3期・18冊目 『八甲田山死の彷徨』

八甲田山死の彷徨 (新潮文庫)

八甲田山死の彷徨 (新潮文庫)

来るべきロシアとの戦いに備えて、青森方面の鉄道遮断を想定しての行軍および寒冷地での行動に関する研究を兼ねての訓練中に起きた、日本の冬山登山史上最悪の遭難事件*1を元にした小説。
神成文吉大尉(小説では神田大尉)が率いる歩兵第5連隊第2大隊が見舞われた凄まじい悲劇が有名ですが、実は同じ時期に同じ師団に属する第31連隊の部隊(指揮官は福島泰蔵大尉。小説は徳島大尉)が迂回ルートを取って逆方向から山中に入り、一人の犠牲者も出さずに八甲田山中を走破し、無事訓練を成功させているのです。


両隊の成否を分けた、計画・準備・隊編成・案内人の有無といった違いはもとより、作品の中では指揮官同士の事前の交流や、連隊としての競争心も強調させて、うまく対比させていますね。第31連隊に遅れを取ったと思った神田大尉が出発前から平静さを失いつつあったり、第5連隊の遭難を知った徳島大尉の苦悩など、小説ならではの描写が見えます。
あれだけ準備万端整えた徳島大尉の部隊が、史上最悪とも言われる大寒波に途中まで散々苦労させられ、うって代わって神田大尉の部隊の苦難が始まる。
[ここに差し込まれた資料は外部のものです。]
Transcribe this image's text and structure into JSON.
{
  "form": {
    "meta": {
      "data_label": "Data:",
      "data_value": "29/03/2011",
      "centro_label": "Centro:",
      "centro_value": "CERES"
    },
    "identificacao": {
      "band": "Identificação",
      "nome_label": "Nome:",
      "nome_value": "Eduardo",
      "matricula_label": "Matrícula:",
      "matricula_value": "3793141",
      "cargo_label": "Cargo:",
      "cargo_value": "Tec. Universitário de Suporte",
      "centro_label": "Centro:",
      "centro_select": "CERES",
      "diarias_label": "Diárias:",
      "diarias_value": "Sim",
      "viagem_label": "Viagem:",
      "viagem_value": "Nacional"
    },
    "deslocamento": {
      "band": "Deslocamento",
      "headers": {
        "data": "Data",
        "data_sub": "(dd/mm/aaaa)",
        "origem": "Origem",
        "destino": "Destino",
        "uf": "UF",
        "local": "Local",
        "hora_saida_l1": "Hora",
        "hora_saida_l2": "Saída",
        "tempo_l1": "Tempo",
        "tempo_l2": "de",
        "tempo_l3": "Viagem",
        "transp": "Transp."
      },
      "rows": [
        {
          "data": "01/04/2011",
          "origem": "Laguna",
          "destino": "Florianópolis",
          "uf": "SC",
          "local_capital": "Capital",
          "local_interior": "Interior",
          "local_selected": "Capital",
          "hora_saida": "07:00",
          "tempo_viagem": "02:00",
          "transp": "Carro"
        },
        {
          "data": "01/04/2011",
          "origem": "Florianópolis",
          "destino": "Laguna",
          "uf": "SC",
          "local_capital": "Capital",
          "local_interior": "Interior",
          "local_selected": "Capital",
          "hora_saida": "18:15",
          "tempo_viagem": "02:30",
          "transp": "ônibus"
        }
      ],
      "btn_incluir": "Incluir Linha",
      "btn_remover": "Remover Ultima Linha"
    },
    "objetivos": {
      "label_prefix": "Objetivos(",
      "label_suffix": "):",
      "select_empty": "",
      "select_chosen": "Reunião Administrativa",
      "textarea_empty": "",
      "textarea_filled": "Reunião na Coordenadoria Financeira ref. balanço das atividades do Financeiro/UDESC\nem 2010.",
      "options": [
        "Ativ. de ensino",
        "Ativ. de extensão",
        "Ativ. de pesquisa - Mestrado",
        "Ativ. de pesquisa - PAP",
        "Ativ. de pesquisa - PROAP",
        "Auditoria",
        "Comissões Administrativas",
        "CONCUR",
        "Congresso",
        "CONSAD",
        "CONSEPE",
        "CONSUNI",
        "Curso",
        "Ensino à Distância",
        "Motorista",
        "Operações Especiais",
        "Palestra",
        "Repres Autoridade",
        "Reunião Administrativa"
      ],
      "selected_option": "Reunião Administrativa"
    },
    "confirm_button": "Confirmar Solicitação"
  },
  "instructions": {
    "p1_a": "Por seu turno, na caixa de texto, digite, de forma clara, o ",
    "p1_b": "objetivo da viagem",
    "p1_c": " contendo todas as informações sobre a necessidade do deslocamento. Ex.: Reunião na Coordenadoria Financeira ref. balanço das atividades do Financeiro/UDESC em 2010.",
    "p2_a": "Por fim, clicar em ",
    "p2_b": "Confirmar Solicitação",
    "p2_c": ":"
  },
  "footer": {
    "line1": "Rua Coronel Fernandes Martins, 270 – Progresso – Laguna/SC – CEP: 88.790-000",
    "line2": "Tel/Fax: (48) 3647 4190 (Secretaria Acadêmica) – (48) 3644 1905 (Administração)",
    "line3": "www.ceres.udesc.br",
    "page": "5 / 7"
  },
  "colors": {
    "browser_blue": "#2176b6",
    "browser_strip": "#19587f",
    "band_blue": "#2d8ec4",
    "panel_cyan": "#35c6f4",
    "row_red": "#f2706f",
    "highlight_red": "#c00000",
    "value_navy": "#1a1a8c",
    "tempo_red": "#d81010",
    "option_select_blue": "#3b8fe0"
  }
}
八甲田山中にてまさしく死の彷徨となって壊滅した後、そこをどうやって第31連隊は乗り越えていくのか、展開も巧みで目が離せません。


この徳島隊の行軍にも半分くらいページを割いたことにかなり大きい意味を持つと思います。終盤、未曾有の遭難事故が発生したことによって厳冬期の装備等の見直しが一挙に進むだろうとの記述があります。ならば第31連隊による行軍成功はどう評価されたのか、失敗と成功の差はどこにあったのかを当時比較されたのか、上手くいった経験からでは人は学ぶことは難しいのか、いろいろ考えさせられます。


一つ注意しなければならないのは、これは実際に起こった遭難事件を元に書かれたフィクションであるということ。人物の名前が変えてあることに加え、小説オリジナルの設定(冒頭の会議のシーンなど)のほか、第5連隊遭難のデテールなども著者の創作であろうけれど、かなり事件の詳細に迫っているように感じるのですね。それだけ極限状態における描写が真に迫っているということも言えますが。
読後にでも遭難事件について、何でもいいから読んでみることをお薦めします。現代からすると既に1世紀を隔ててしまったのですが、この作品が発表されたのは昭和46年(1971年)。最後の生存者が他界してまだ1年とのことで、当時は実名で書くのが憚れたという事情もあるそうです。